Vielleicht gibt es Prediger, die sich selber gerne reden hören. Sie genießen es, wenn andere aufmerksam dasitzen, während sie Gedanken zum Besten geben. Sie haben ein Gespür dafür, was bei christlichen Zuhörern gut ankommt und beeindruckt. Aber traurig, wenn solche Redner in manchen anderen Situationen, die Maßstäbe, die sie verkündigt haben, schlichtweg vergessen.

Heute spricht man von ‚Political Correctness‘. In manchen Kreisen gehört es sich, dass man bestimmte Meinungen vertritt. Aber muss man dann auch darüber nachgedacht haben, was man da eigentlich sagt? Hat man überhaupt unterstützende Argumente parat, wenn wider Erwarten plötzlich von irgendwo kritische Rückfragen kommen?

Wie dem auch sei. Menschen können wir beeindrucken und täuschen. Gott aber können wir nichts vormachen.

Die religiösen Führer, über die Jesus hier spricht, waren bei den Menschen als fromm angesehen. Gott aber entging es nicht, wenn sie sich in manchen Dingen ganz anders verhielten. Gott sieht hinter unsere Fassade.

Manchmal kann es recht anstrengend sein, einen äußeren Anschein aufrecht zu erhalten. Manche mögen versuchen, innere Konflikte durch Autoritätsgehabe und besondere Strenge zu überspielen.

Vielleicht kann man sein frommes Image aufrecht erhalten, wenn man die Wahrheit ein bisschen verdreht. Das könnte etwa so aussehen: „Ich war diesem Kind gegenüber immer unfreundlich und schroff.
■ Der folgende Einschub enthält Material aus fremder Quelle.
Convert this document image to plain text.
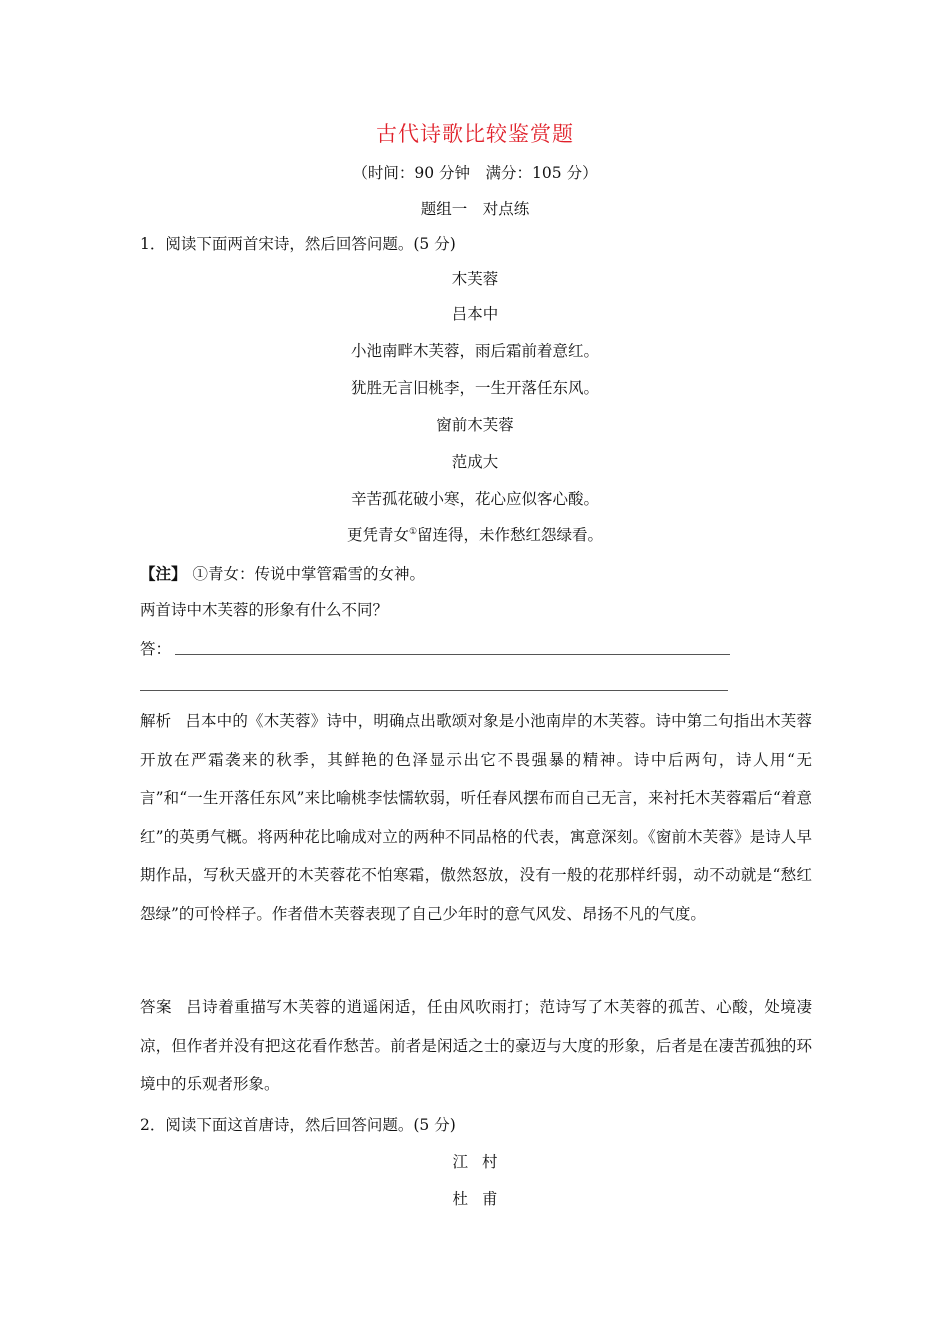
古代诗歌比较鉴赏题
（时间：90 分钟　满分：105 分）
题组一　对点练
1．阅读下面两首宋诗，然后回答问题。(5 分)
木芙蓉
吕本中
小池南畔木芙蓉，雨后霜前着意红。
犹胜无言旧桃李，一生开落任东风。
窗前木芙蓉
范成大
辛苦孤花破小寒，花心应似客心酸。
更凭青女①留连得，未作愁红怨绿看。
【注】 ①青女：传说中掌管霜雪的女神。
两首诗中木芙蓉的形象有什么不同？
答：
解析 吕本中的《木芙蓉》诗中，明确点出歌颂对象是小池南岸的木芙蓉。诗中第二句指出木芙蓉开放在严霜袭来的秋季，其鲜艳的色泽显示出它不畏强暴的精神。诗中后两句，诗人用“无言”和“一生开落任东风”来比喻桃李怯懦软弱，听任春风摆布而自己无言，来衬托木芙蓉霜后“着意红”的英勇气概。将两种花比喻成对立的两种不同品格的代表，寓意深刻。《窗前木芙蓉》是诗人早期作品，写秋天盛开的木芙蓉花不怕寒霜，傲然怒放，没有一般的花那样纤弱，动不动就是“愁红怨绿”的可怜样子。作者借木芙蓉表现了自己少年时的意气风发、昂扬不凡的气度。
答案 吕诗着重描写木芙蓉的逍遥闲适，任由风吹雨打；范诗写了木芙蓉的孤苦、心酸，处境凄凉，但作者并没有把这花看作愁苦。前者是闲适之士的豪迈与大度的形象，后者是在凄苦孤独的环境中的乐观者形象。
2．阅读下面这首唐诗，然后回答问题。(5 分)
江村
杜甫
Aber niemand soll auf den Gedanken kommen, dass ich deshalb mitverantwortlich dafür sein könnte, dass er später zum Alkoholiker wurde. Ich habe diesen Jungen oft benachteiligt, aber das tut nichts zur Sache. Der war einfach schon immer so dumm. Manche sind einfach von Natur aus unvernünftig und dadurch ist ihr Schicksal vorprogrammiert. Daran lässt sich nichts ändern!“

Jesus blickte tiefer. Er erkannte: In eurem Inneren seid ihr voller Heuchelei und Unrecht. Das sagte er über die Schriftgelehrten und Pharisäer. Was würde er wohl über uns sagen?

Wer sich für etwas ausgibt, was er nicht oder nur teilweise ist, macht sich selbst Probleme. Ein Heuchler hat es schwer, wenn es darum geht, Sanftmut zu lernen. Wer immer etwas vertuschen muss, neigt vermutlich dazu grob und hart zu sein.